Jane Ragoo, secrétaire générale de la CTSP : « Le droit aux congés ne doit pas être conditionné au bon vouloir de l’employeur »
La Confédération des travailleurs du secteur privé (CTSP) présente un ensemble de propositions visant à réformer le droit du travail à Maurice. Jane Ragoo, secrétaire générale de la CTSP insiste sur la nécessité de protéger les travailleurs et d’adapter la législation aux réalités actuelles.
Parmi les propositions phares figure la révision des congés annuels, avec une garantie de trente jours tous les cinq ans et la suppression de la dépendance à l’autorisation de l’employeur. « Il est crucial que le droit aux congés soit effectif et non conditionné au bon vouloir de l’employeur », affirme-t-elle.
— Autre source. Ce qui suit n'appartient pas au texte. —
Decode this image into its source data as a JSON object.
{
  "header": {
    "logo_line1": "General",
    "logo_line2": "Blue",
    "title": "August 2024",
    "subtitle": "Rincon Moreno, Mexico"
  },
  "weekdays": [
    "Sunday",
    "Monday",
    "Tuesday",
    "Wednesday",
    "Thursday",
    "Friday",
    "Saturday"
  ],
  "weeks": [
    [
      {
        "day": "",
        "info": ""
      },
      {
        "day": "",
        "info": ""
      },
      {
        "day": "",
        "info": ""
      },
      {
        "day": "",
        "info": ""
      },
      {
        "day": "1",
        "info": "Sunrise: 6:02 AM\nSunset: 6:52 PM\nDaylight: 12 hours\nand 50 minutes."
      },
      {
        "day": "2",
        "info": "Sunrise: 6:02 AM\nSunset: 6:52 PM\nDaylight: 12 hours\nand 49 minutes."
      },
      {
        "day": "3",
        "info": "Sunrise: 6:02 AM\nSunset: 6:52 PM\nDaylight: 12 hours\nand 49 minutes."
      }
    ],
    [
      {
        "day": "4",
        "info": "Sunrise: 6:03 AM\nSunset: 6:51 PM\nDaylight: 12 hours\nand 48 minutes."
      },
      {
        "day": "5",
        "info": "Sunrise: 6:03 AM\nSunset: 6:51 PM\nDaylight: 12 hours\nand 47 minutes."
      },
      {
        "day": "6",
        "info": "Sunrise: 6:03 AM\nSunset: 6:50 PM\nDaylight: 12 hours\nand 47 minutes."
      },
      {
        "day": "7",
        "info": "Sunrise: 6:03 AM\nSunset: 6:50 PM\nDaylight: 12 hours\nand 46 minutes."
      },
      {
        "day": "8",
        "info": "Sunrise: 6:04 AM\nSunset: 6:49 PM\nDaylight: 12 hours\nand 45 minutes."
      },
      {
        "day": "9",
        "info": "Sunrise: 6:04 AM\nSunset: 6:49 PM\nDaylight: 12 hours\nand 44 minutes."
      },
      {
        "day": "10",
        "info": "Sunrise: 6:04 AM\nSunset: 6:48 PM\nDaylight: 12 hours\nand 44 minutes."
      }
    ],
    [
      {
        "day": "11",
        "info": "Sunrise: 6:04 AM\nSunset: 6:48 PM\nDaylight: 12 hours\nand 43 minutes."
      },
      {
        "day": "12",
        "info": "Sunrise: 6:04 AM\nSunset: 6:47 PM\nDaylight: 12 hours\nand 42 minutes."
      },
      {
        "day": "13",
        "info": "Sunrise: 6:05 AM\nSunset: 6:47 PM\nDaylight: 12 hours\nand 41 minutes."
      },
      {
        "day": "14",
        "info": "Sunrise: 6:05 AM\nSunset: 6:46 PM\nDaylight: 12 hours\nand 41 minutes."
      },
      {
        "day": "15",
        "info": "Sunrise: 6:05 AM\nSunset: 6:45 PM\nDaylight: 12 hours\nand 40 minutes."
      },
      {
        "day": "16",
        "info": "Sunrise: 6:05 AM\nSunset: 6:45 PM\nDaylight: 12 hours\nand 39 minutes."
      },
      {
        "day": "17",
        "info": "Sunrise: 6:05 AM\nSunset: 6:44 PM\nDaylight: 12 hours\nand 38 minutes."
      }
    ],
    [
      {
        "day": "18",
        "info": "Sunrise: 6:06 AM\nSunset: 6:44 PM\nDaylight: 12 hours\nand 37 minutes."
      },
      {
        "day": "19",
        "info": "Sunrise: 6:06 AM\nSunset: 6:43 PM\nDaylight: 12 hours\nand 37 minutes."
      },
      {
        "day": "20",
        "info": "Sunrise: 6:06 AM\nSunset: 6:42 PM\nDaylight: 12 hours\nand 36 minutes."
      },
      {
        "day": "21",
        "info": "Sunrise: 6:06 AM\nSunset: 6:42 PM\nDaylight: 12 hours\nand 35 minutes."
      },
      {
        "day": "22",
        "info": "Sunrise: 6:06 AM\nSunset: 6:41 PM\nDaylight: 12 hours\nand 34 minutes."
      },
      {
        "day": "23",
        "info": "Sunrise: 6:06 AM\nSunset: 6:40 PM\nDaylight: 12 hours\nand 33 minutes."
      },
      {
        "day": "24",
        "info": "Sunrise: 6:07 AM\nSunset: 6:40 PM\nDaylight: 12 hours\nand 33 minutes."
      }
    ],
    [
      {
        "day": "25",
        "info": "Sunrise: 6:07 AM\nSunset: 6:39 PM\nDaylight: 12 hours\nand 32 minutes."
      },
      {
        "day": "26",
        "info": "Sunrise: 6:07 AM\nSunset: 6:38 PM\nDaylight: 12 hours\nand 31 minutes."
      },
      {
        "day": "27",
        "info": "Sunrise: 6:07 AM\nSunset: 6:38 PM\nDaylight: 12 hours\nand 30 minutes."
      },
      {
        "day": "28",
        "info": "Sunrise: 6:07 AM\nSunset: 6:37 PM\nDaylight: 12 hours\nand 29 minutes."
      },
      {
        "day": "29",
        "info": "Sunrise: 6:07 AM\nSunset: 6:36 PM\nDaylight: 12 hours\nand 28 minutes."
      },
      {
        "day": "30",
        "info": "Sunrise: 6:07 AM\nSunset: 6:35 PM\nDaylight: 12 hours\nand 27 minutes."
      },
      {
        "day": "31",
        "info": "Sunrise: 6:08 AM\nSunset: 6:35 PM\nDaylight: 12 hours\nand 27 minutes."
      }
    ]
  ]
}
Le traitement des contributions au Fonds de gratuité portable (PRGF) fait également l’objet de recommandations, avec un délai maximum de trois mois pour le paiement après la fin du contrat. « Retarder l’accès au PRGF prive le travailleur de sa sécurité financière quand il en a le plus besoin », dit-elle.
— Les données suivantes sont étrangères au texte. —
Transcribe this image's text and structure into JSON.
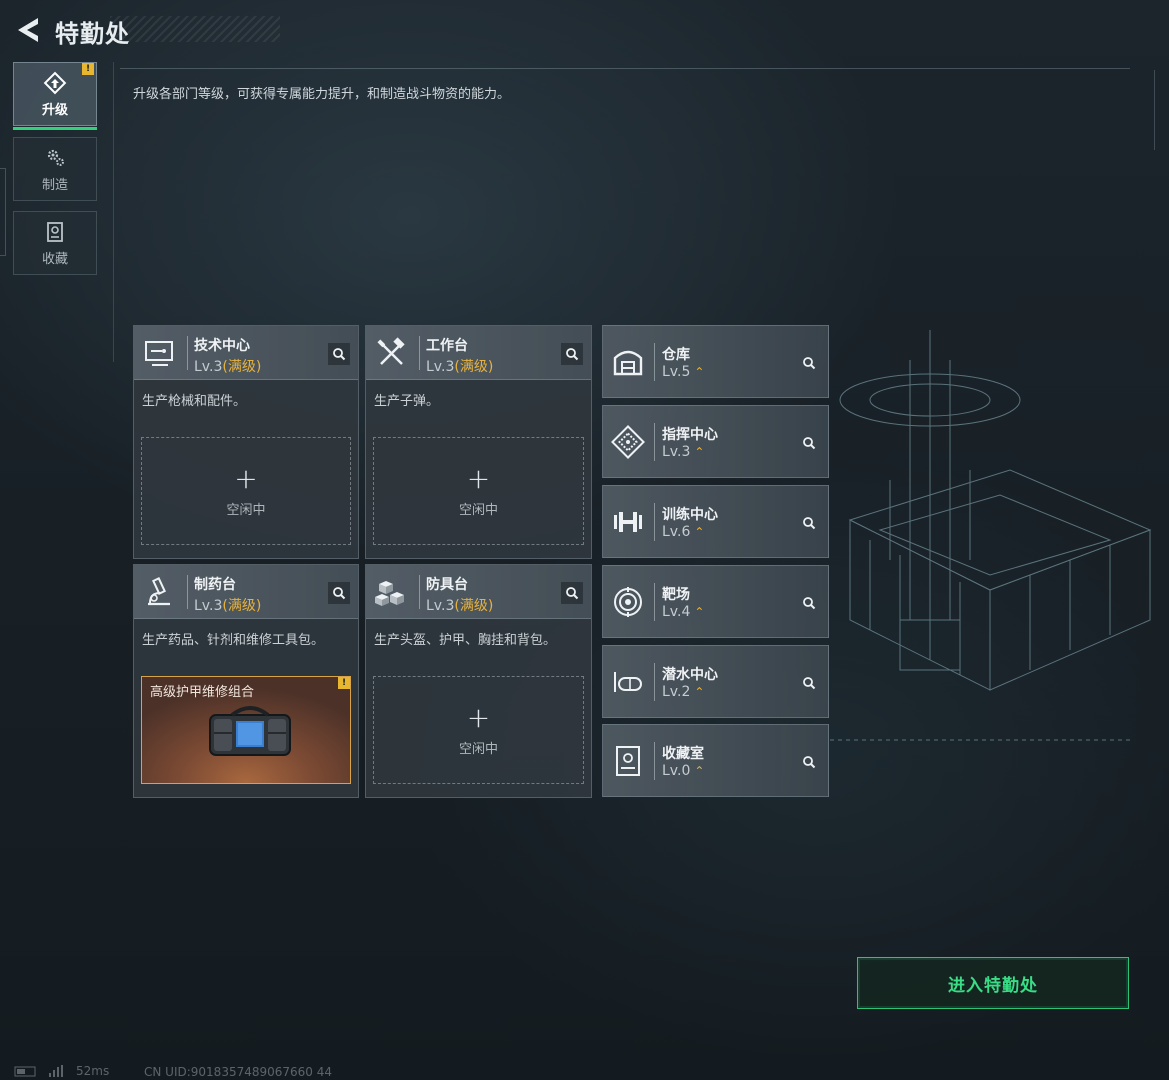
{
  "header": {
    "title": "特勤处"
  },
  "nav": [
    {
      "label": "升级",
      "icon": "upgrade-icon",
      "active": true,
      "badge": "!"
    },
    {
      "label": "制造",
      "icon": "gears-icon",
      "active": false
    },
    {
      "label": "收藏",
      "icon": "collection-icon",
      "active": false
    }
  ],
  "description": "升级各部门等级，可获得专属能力提升，和制造战斗物资的能力。",
  "cards": [
    {
      "name": "技术中心",
      "level": "Lv.3",
      "max": "(满级)",
      "desc": "生产枪械和配件。",
      "slot": {
        "plus": "+",
        "status": "空闲中"
      },
      "icon": "monitor-icon"
    },
    {
      "name": "工作台",
      "level": "Lv.3",
      "max": "(满级)",
      "desc": "生产子弹。",
      "slot": {
        "plus": "+",
        "status": "空闲中"
      },
      "icon": "tools-icon"
    },
    {
      "name": "制药台",
      "level": "Lv.3",
      "max": "(满级)",
      "desc": "生产药品、针剂和维修工具包。",
      "product": {
        "name": "高级护甲维修组合",
        "badge": "!"
      },
      "icon": "microscope-icon"
    },
    {
      "name": "防具台",
      "level": "Lv.3",
      "max": "(满级)",
      "desc": "生产头盔、护甲、胸挂和背包。",
      "slot": {
        "plus": "+",
        "status": "空闲中"
      },
      "icon": "armor-blocks-icon"
    }
  ],
  "facilities": [
    {
      "name": "仓库",
      "level": "Lv.5",
      "icon": "warehouse-icon",
      "upgrade_arrow": "⌃"
    },
    {
      "name": "指挥中心",
      "level": "Lv.3",
      "icon": "command-icon",
      "upgrade_arrow": "⌃"
    },
    {
      "name": "训练中心",
      "level": "Lv.6",
      "icon": "dumbbell-icon",
      "upgrade_arrow": "⌃"
    },
    {
      "name": "靶场",
      "level": "Lv.4",
      "icon": "target-icon",
      "upgrade_arrow": "⌃"
    },
    {
      "name": "潜水中心",
      "level": "Lv.2",
      "icon": "diving-mask-icon",
      "upgrade_arrow": "⌃"
    },
    {
      "name": "收藏室",
      "level": "Lv.0",
      "icon": "display-case-icon",
      "upgrade_arrow": "⌃"
    }
  ],
  "enter_button": "进入特勤处",
  "status": {
    "ping": "52ms",
    "uid": "CN UID:9018357489067660 44"
  },
  "colors": {
    "accent_green": "#35d07b",
    "max_level": "#e7b23e",
    "badge": "#e8b730"
  }
}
La CTSP propose aussi l’instauration d’une semaine de travail de 40 heures rémunérée sur six jours. Elle plaide pour la transparence des fiches de paie, le droit à un congé menstruel d’un jour par mois et des mesures spécifiques pour les travailleurs étrangers, incluant l’accès à la nourriture, au logement et à un suivi médical. Sur le plan institutionnel, la CTSP recommande la décentralisation du tribunal industriel, l’introduction de pénalités financières pour retard dans le traitement des litiges et la représentation des syndicats devant les instances de redondance. « L’objectif est de rendre le système plus équitable et efficace », avance Jane Ragoo. Elle insiste également sur l’inclusion des travailleurs étrangers dans les syndicats et la ratification de conventions internationales, notamment l’ILO 190 sur la violence et le harcèlement au travail. « Les droits des travailleurs, qu’ils soient locaux ou étrangers, doivent être protégés de manière uniforme et systématique. » Selon elle, ces propositions, si elles sont adoptées, pourraient transformer le paysage du travail à Maurice, en renforçant la sécurité, la dignité et le bien-être des travailleurs dans tous les secteurs.